Ask an answerable question (PICO):
Child abuse is a global issue that not only causes physical harm but also significantly impacts children's mental well-being. Many children experience long-term effects, including a higher propensity for criminal behavior and difficulties in adapting to life. Trauma-informed care (TIC), proposed by clinical psychologists Maxine Harris and Roger Fallot, emphasizes a positive and integrative approach in understanding the role of trauma and its impact on life. TIC comprises four elements: recognizing trauma symptoms, understanding potential trauma experiences, responding using trauma knowledge, and preventing re-victimization. While TIC has been advocated in healthcare, its clinical effectiveness remains inconclusive. This study aims to determine whether trauma-informed care for abused children reduces behavioral problems.
The Method and Analysis of Literature Review:
(Based on the evidence-based approach and the formulation of a PICO question, searches were conducted across databases such as Cochrane Library, PubMed, Embase, CINAHL, PsycINFO, and the airiti Library. The search included MeSH terms and free-text keywords, utilizing Boolean logic for both union and intersection of terms, with language filters for both Chinese and English. Keywords used were: P (Child abuse, Children, Childhood abuse, Domestic violence, Maltreatment, Neglect), I (Trauma-informed care, Trauma informed), C (Standard care), O (Behavioral problem) encompassing anxiety, depression, withdrawal, social problems, cognitive issues, attention problems, etc. A total of 320 articles were initially found, subsequently refined by removing duplicates, titles, abstracts, studies not aligned with the research design, and those not exploring behavioral issues or of low evidence quality, resulting in 2 remaining articles.
Critical Appraisal:
TIC (Trauma-Informed Care) involves four steps: "Awareness/ Understanding of Trauma," "Recognition of Trauma," "Utilizing Trauma Knowledge in Response," and "Preventing Re-traumatization." A systematic review, assessed using the 2018 CASP (Critical Appraisal Skills Programme) Systematic Review Checklist, revealed that implementing TIC effectively reduces post-traumatic stress disorder (SMD = 0.37), behavioral issues (SMD = 0.52), and enhances psychological well-being (SMD = 0.45). A randomized controlled trial, evaluated using the 2020 CASP Randomised Controlled Trial Checklist, demonstrated that TIC effectively reduces behavioral problems (p < .05) and symptoms of post-traumatic stress disorder (p < .05). The combined findings from both articles indicate that the application of TIC can alleviate symptoms of post-traumatic stress disorder, reduce behavioral issues, and improve overall mental health.
Clinical Application of Evidence:
Based on the results, a pilot randomized controlled trial (RCT) is planned to be conducted from December 27, 2021, to June 27, 2022, spanning a duration of six months. The study will take place in the intensive care unit of a medical center in the southern region. Participants will consist of children who have experienced abuse, selected via convenient random sampling, and allocated to either the experimental or control group by random drawing.
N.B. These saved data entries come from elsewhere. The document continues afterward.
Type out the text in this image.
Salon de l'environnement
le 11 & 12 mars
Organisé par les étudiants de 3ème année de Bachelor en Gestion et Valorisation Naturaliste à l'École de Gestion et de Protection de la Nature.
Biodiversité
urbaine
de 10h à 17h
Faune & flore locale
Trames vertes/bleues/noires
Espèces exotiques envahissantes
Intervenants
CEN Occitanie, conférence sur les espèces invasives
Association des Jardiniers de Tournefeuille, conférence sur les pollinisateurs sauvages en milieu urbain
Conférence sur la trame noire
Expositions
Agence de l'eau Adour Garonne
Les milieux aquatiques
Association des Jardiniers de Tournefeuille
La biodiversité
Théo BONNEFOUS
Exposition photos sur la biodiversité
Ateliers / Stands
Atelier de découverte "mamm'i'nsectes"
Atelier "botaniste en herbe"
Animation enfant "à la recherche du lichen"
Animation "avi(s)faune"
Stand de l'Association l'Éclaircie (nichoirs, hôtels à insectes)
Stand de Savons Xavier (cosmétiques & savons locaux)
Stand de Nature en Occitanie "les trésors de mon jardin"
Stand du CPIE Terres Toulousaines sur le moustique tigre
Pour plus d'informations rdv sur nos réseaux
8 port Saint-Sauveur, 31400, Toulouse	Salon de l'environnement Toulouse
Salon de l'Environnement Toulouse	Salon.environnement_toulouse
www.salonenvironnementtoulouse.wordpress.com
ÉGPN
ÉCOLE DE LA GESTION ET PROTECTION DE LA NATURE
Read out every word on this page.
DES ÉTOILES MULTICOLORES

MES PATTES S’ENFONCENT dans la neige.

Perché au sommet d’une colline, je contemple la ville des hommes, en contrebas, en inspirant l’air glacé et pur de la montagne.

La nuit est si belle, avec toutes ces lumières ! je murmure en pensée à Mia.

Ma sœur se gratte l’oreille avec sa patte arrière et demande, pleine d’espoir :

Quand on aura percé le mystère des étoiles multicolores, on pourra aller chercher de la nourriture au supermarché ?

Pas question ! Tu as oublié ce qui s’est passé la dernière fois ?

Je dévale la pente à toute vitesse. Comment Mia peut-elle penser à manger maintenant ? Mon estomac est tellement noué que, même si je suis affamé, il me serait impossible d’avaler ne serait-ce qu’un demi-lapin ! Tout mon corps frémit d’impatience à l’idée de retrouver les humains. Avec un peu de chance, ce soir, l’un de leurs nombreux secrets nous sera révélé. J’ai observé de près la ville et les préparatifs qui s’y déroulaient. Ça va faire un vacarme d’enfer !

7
The intervention for the experimental group will involve trauma-informed care, applying the TIC model's four-step process throughout the entire care procedure, along with a daily 5-minute conversation with the child. Regarding trauma responses, the children will be asked about their current condition, such as "Do you feel anxious right now?" to ascertain their post-traumatic state, provide emotional support, ensure a sense of safety, engage in deep breathing exercises, offer water, relaxation techniques, play games for distraction, and eliminate stressors. The children will be guided in self-identification and redirection, with reassurance that negative emotions will pass, allowing them autonomy to decide whether to leave a situation triggering anxiety. The control group will receive standard care, primarily focusing on symptom management through medication. Both groups will undergo the Child Behavior Checklist (CBCL) assessment on the day of admission and after two weeks to evaluate the improvement in behavioral issues resulting from abuse, using pre- and post-test scores.
Evaluation of Effectiveness:
The pilot randomized controlled trial enrolled a total of 11 participants (7 in the experimental group and 4 in the control group). The study results indicated significant improvements in "anxiety/withdrawal" behavior for the experimental group between pre-test and post-test, with an average decrease of 5.43 points. When comparing the experimental group with the control group, there was a significant reduction in "anxiety/depression" and "anxiety/withdrawal" behaviors in the experimental group, with average decreases of 5.42 ± 0.06 points and 5.43 ± 2.71 points, respectively. These statistical values showed a significant difference (p < .05).
Conclusions and Recommendations:
This study's findings demonstrate that implementing Trauma-Informed Care (TIC) can reduce behavioral issues in children who have experienced abuse. However, due to the limited sample size in this study, it is hoped that future research will increase the sample size to further confirm its effectiveness. The aim is to utilize trauma-informed care interventions in acute clinical settings to improve behavioral issues and symptoms of post-traumatic stress disorder in abused children.